The miracle with added guilt ..

It seems whenever something brilliantly bewildering happens, something gut wrenchingly cruel happens.

See .. I’m a mum and 2 and I have 2 wombs .. yup crazy right?

When I was around 20 weeks pregnant with my 1st child (MASSIVE SHOCK+Birth control FAIL) I was having a check-up and the nurse in charge discovered I in fact had TWO Uterus… I was called in by a specialist from a different hospital to then go over where we would go from here. This scary sounding thing? is called ‘Uterus Didelphys’ I was told how i was now a 1 in 3000 statistic, i was told how I will not carry my unborn child to full term, I was told my womb may not stretch far enough to allow baby to grow fully .. you get the jist, A LOT of scary things were then such a massive part of my pregnancy. I felt I now had an added stress to keep this tiny human safe and inside for as long as possible. But this wasn’t my only stress …

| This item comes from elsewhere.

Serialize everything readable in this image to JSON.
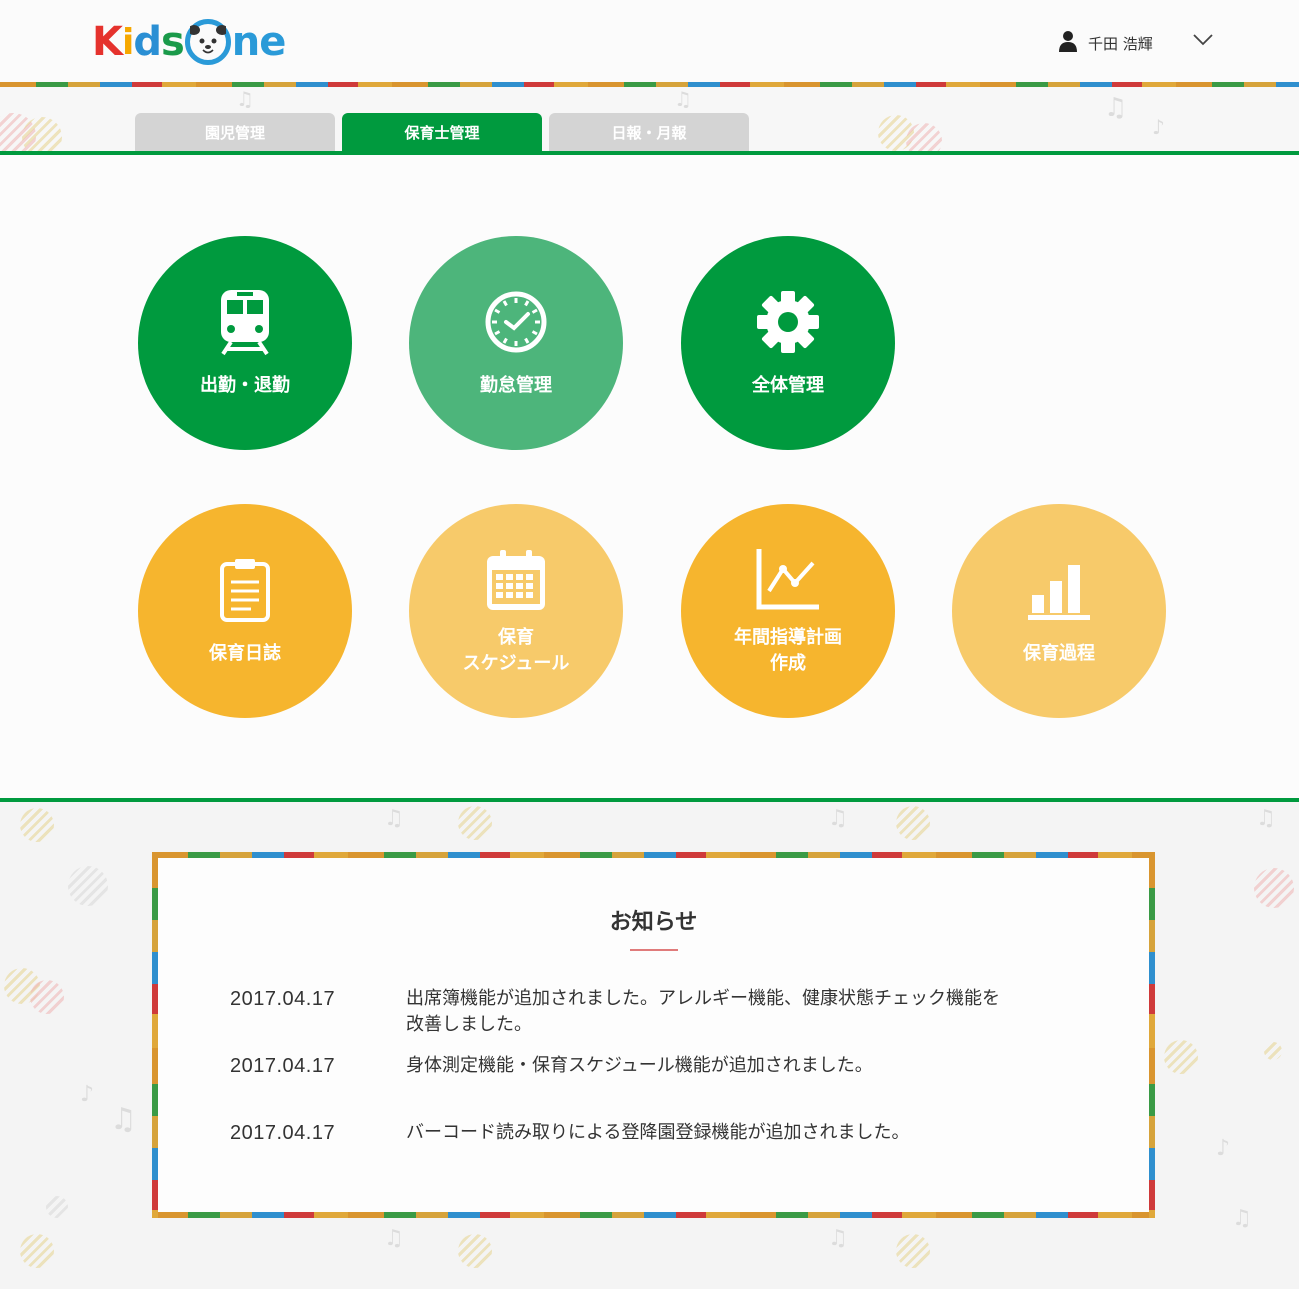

See .. I am 1 of 3 sisters .. the youngest, although I am nearly 30. And I have watched how deliberating and downright cruel the world is .. I went on to have my baby boy at full term and went on to have a 2nd child who I also; defying the rule books by all the specialists, carried to full term. WHY have I been given TWO fully functioning wombs when my beautiful, amazing, naturally maternal sister has been given a sad one? One which longs to grow and carry a child, someone whose arms ache to feel the weight of their own child in their arms, a heart that’s so full of pure love and admiration for their yet to be born child.

The guilt, the heartbreak, the horror, the unknown, the questions, the reality is .. its just a massive overwhelming surge of horrific torture. Should I be happy? Should I update her on baby things? Should I ask her permission to send her photos? Does she even want to see photos? Would she be mad at me even asking these questions? I don’t know how to think or what to think she may think?? I can’t even start to comprehend how dreadful she must feel because I feel so worthless, like I have stolen her dreams .. the ones that have most undoubtedly turned to nightmares.

How can the world be so over giving and miraculous yet so cruelly tragic?

If I could give you the world my beautiful sister, I would hand it to you right now.

Have a second child they said …

I feel betrayed .. Betrayed by the ‘mum society’. No one told me life would be like this after having a 2nd child!!!!

So they are both boys, and i absolutely adore every bone in their bodies BUT no one told me the 1st child leads you into a false presences of parenthood .. no one told me how undoubtedly lucky I was with my 1st .. No one warned me of 2nd child syndrome .. so here we go!

This is your; brief, warning!!!

Yes, hes cute, hes funny and hes terribly cheeky but OH MY GODDDD this lad, he is constantly on the go, he is constantly into things and he is ALWAYS finding ways to either humiliate me or make me question myself with some of the sentences that come out of my mouth .. i.e “GET THAT OUT YOUR BUTT CRACK!!” or “WHY ARE YOU PEEING IN THE SINK???” i could name more but they are shameful..

So there was this one day, me and the 2nd child were in a pharmacy .. just having a good ‘ol chat waiting to be served in a PACKED!!!!!! Que .. he turns around .. points to the vagina creams .. and proceeds to shout “MUM ISN’T THAT YOUR CREAM FROM IN THE BATHROOM”, to this every damn person turns around to see where the kid is pointing to and then slowly to my face which is almost resembling a volcano about to explode.

see .. 2nd kids .. they have 100% been on this world before .. they have walked and experienced this earth and they are sent back to those who have been fooled into thinking parenting is easy. ITS NOT. Its hard, the mom guilt grows daily, the feeling of wanting to cry intensifies .. you will loose your damn mind but you will also find this new love .. this kind of love you didn’t feel the 1st time around because well, you cant love two things the exact same. 2nd child love is like a whirlwind kinda love, its like loving things you thought you would usually hate, its him repeatedly shouting no in my ear while poking me in the eye and me just smiling and wanting to kiss his cute face.

So there you have it, 2nd child syndrome IS a thing, it WILL almost drive you too insanity but goodness me they worth it!!